Ištvan Išt Huzjan is one of the artists of the younger generation whose works are extraordinarily original in form, constantly flirting with the sphere of the ephemeral and thus interrogating the mechanisms and representational sphere of contemporary visual art. Besides that Huzjan attempts to recognize his own childhood, to search for the unconscious, a state of being that, in the artist’s thinking, is one of the crucial engines, one of the crucial sources, of his artistic practice.
The project Revisiting the 1st m2 – which the artist has been working on since 2009 and which is a kind of continuation of his past work – is essentially the same. Here too Huzjan attempts to recognize his own childhood, to search for the unconscious, a state of being that, in the artist’s thinking, is one of the crucial engines, one of the crucial sources, of his artistic practice. At its basis the project is about renting a square meter of public land in various locations in Europe. Each piece of land is a hundred kilometers apart from the next; taken together, they form a straight line from Amsterdam to Ljubljana. In order to rent the land, Huzjan had to travel to the different locations, find the owners, and sign a lease with them for renting the land at no charge; this made it possible for him to mark the selected sites for an agreed period of time. As he himself says, his personal journey through the selected locations occurred in two directions.

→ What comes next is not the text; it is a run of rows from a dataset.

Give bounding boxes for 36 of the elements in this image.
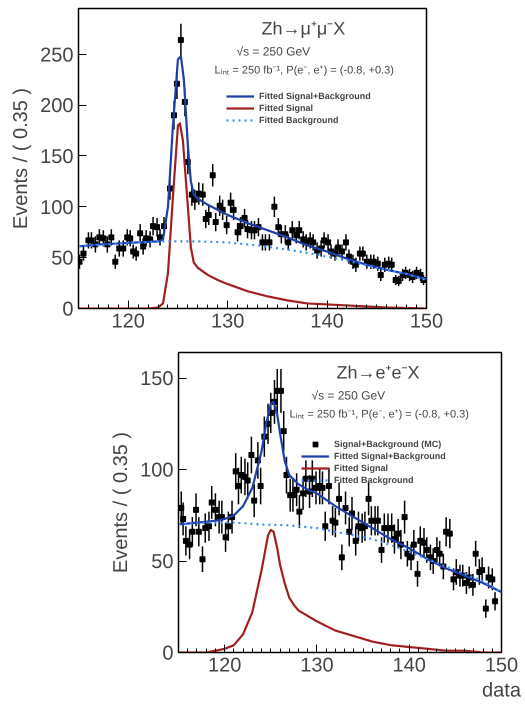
line-series — [178, 522, 502, 594]
y-tick-label: 100 — [140, 460, 174, 482]
y-tick-label: 50 — [151, 551, 174, 574]
y-axis-title: Events / ( 0.35 ) — [10, 88, 32, 230]
legend-label: Fitted Signal+Background — [259, 90, 371, 102]
annotation: Zh→μ⁺μ⁻X — [262, 18, 346, 38]
line-series — [78, 240, 426, 282]
x-axis-title: data — [482, 680, 522, 702]
x-tick-label: 120 — [208, 654, 242, 676]
x-tick-label: 120 — [112, 310, 145, 332]
legend-label: Fitted Background — [259, 114, 339, 126]
annotation: √s = 250 GeV — [312, 388, 386, 402]
y-tick-label: 200 — [40, 95, 74, 118]
y-tick-label: 250 — [40, 44, 74, 66]
annotation: Zh→e⁺e⁻X — [336, 362, 420, 382]
x-tick-label: 130 — [300, 654, 334, 676]
annotation: Lᵢₙₜ = 250 fb⁻¹, P(e⁻, e⁺) = (-0.8, +0.3) — [214, 64, 394, 76]
annotation: √s = 250 GeV — [236, 44, 310, 58]
y-tick-label: 100 — [40, 196, 74, 219]
legend-label: Fitted Signal — [259, 102, 313, 114]
x-tick-label: 140 — [310, 310, 344, 332]
x-tick-label: 150 — [484, 654, 518, 676]
legend-label: Fitted Background — [334, 474, 414, 486]
y-tick-label: 50 — [51, 248, 74, 270]
y-tick-label: 150 — [40, 146, 74, 168]
x-tick-label: 130 — [210, 310, 244, 332]
legend-label: Fitted Signal+Background — [334, 450, 446, 462]
y-tick-label: 0 — [162, 642, 174, 664]
x-tick-label: 140 — [392, 654, 426, 676]
annotation: Lᵢₙₜ = 250 fb⁻¹, P(e⁻, e⁺) = (-0.8, +0.3) — [290, 408, 469, 420]
x-tick-label: 150 — [410, 310, 444, 332]
legend-label: Signal+Background (MC) — [334, 438, 442, 450]
legend-label: Fitted Signal — [334, 462, 388, 474]
y-tick-label: 150 — [140, 368, 174, 390]
y-tick-label: 0 — [62, 298, 74, 320]
y-axis-title: Events / ( 0.35 ) — [110, 432, 132, 574]
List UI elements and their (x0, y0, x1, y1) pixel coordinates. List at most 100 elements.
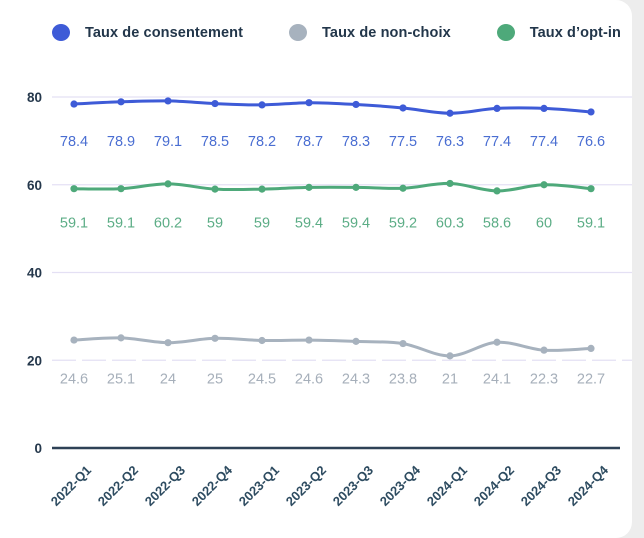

The horizontal journey, from west to east, proved to be a kind of sociopolitical study, as along the way the artist was dealing with various histories, laws, and the lives of the people who, willingly or not, became caught up in the project. But what demonstrates the precision of Huzjan’s artistic practice and, in a sense, rounds out the entire project is, certainly, the vertical aspect of his journey, which is again directly involved with the personal sphere. During the time he lived in Amsterdam, Huzjan would make regular trips home to Ljubljana and, on these trips, would always take a subordinate position in relation to the owners of the selected pieces of land. These tireless, long journeys home remind us of Odysseus’s ten-year travels, but at the same time they are an even more powerful testimony to the artist’s emotional capacity and his ability to forge and maintain relationships, whether close, distant, or random.